Jessalyn stared at the man in a mixture of shock, horror, and anger. Did he think at all about the words that left his mouth? Was he such a free spirit that he imagined he was liberated of all consequences? Perhaps his days in the desert burnt away his knowledge of manners. “Mister Brooks-“
“I really wish you’d call me Sam.”
“Mister Brooks!” Jessalyn was nearly shouting. Shouting at a stranger in the middle of her own house. Ridiculous. “Do you require anything else from me at the moment? If not, I’d like to resume my work.”
“Just one last thing.”
“And that is?”
“I beg your pardon?”
“Why the sudden desire to take on boarders?” Samuel asked. “Are you so hard up for money in this paradise town of yours?”
“I don’t think that’s any of your business, Mister Brooks.”
Samuel spun in a slow circle, taking in the house again. “Young woman, whole house to herself? How am I to know I’m not being set up? Maybe I’m lodging with the Black Widow of Three Willows and tomorrow morning will find me with my throat cut and my pockets emptied.” He lifted his hands and wiggled them like spider legs.
“I am doing you a favor-“
“You’re doing me a service. There’s a difference. I am paying you, you know. You have to see how suspicious this looks.”
This man was a clown. A rude clown. Heat rose in Jessalyn’s chest as she listened to him. This wasn’t how this was supposed to go.

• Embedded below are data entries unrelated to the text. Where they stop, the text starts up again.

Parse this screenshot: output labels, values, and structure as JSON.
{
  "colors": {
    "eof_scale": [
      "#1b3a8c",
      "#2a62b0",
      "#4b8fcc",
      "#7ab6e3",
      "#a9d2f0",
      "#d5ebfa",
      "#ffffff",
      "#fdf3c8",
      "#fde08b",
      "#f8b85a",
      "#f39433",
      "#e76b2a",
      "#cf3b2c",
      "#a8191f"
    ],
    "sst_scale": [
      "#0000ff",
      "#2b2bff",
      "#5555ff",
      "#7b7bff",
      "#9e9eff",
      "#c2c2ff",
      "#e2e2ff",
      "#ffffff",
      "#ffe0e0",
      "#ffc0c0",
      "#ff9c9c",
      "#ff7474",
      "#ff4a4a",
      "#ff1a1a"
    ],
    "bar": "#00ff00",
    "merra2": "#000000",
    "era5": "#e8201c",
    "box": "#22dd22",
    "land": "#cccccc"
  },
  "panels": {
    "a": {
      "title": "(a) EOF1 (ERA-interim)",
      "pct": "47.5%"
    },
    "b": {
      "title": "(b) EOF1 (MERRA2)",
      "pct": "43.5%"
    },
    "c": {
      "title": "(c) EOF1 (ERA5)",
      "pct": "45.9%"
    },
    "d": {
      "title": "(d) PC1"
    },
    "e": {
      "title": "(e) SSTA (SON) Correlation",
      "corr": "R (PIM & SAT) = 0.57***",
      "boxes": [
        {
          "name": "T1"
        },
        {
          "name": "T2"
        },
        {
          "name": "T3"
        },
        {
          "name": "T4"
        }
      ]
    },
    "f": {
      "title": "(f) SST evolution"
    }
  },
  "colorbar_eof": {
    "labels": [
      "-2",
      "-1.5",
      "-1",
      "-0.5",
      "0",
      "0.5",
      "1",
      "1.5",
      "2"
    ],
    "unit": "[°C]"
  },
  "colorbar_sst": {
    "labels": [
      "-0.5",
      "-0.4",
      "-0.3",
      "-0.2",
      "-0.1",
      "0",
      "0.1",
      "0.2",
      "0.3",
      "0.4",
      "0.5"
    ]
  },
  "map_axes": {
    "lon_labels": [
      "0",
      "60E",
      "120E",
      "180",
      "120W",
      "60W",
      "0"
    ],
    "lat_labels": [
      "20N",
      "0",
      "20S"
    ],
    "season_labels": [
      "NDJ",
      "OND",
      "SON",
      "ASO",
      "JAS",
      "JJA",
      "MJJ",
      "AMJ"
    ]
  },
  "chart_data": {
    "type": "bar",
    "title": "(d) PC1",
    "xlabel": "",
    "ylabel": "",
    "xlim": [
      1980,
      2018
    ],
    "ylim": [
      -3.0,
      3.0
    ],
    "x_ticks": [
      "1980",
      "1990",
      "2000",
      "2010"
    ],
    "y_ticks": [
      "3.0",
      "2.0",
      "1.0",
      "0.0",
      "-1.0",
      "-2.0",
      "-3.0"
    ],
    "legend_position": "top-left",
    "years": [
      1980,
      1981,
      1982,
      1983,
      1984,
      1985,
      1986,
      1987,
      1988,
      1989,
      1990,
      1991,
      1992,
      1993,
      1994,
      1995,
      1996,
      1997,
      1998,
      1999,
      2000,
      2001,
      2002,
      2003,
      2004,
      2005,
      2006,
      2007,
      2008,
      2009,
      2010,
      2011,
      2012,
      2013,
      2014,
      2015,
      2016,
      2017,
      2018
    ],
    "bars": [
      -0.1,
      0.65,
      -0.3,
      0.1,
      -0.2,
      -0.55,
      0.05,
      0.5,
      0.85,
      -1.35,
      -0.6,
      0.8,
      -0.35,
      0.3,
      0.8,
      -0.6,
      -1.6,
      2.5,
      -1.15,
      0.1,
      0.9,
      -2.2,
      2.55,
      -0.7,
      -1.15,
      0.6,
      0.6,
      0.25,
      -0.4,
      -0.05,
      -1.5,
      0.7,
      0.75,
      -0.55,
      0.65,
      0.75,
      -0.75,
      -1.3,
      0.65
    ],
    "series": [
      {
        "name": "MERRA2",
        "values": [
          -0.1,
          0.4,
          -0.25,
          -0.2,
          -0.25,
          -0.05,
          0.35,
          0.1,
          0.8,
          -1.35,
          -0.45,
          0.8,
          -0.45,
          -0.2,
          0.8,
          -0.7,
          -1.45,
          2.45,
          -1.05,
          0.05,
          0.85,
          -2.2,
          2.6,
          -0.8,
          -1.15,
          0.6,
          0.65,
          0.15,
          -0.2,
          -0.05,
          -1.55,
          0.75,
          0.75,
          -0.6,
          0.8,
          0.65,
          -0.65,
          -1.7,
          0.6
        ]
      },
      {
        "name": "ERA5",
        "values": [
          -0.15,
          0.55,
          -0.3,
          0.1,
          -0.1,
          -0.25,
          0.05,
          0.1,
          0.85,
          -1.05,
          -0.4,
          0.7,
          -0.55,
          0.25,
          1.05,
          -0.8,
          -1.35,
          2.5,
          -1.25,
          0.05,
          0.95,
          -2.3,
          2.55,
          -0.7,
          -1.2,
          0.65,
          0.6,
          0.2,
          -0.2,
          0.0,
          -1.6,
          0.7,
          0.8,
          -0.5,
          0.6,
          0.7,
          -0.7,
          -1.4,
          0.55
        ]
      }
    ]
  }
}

Amos wouldn’t have fought back. A hospitable lady of town wouldn’t have fought back. But Jessalyn couldn’t stop herself. “No more suspicious than a man who moves to a town with nothing but a horse and a name and manages to sweet talk his way into my home.”
Samuel narrowed his eyes, the grin drifting to one side, sly. “You don’t trust me.”
“I do not know you, Mister Brooks.”
“Well, there’ll be plenty of time to remedy that.”
That was it. “I think not,” Jessalyn said in her strongest reprimanding tone. “Mister Brooks, I have acquiesced to providing a roof for your head, but this does not entitle you to a window into my personal life. We are not friends. We are not even familiar. Keep your distance.” With that, she flew up the stairs to her own room and slammed the door.
A low whistle echoed throughout the house.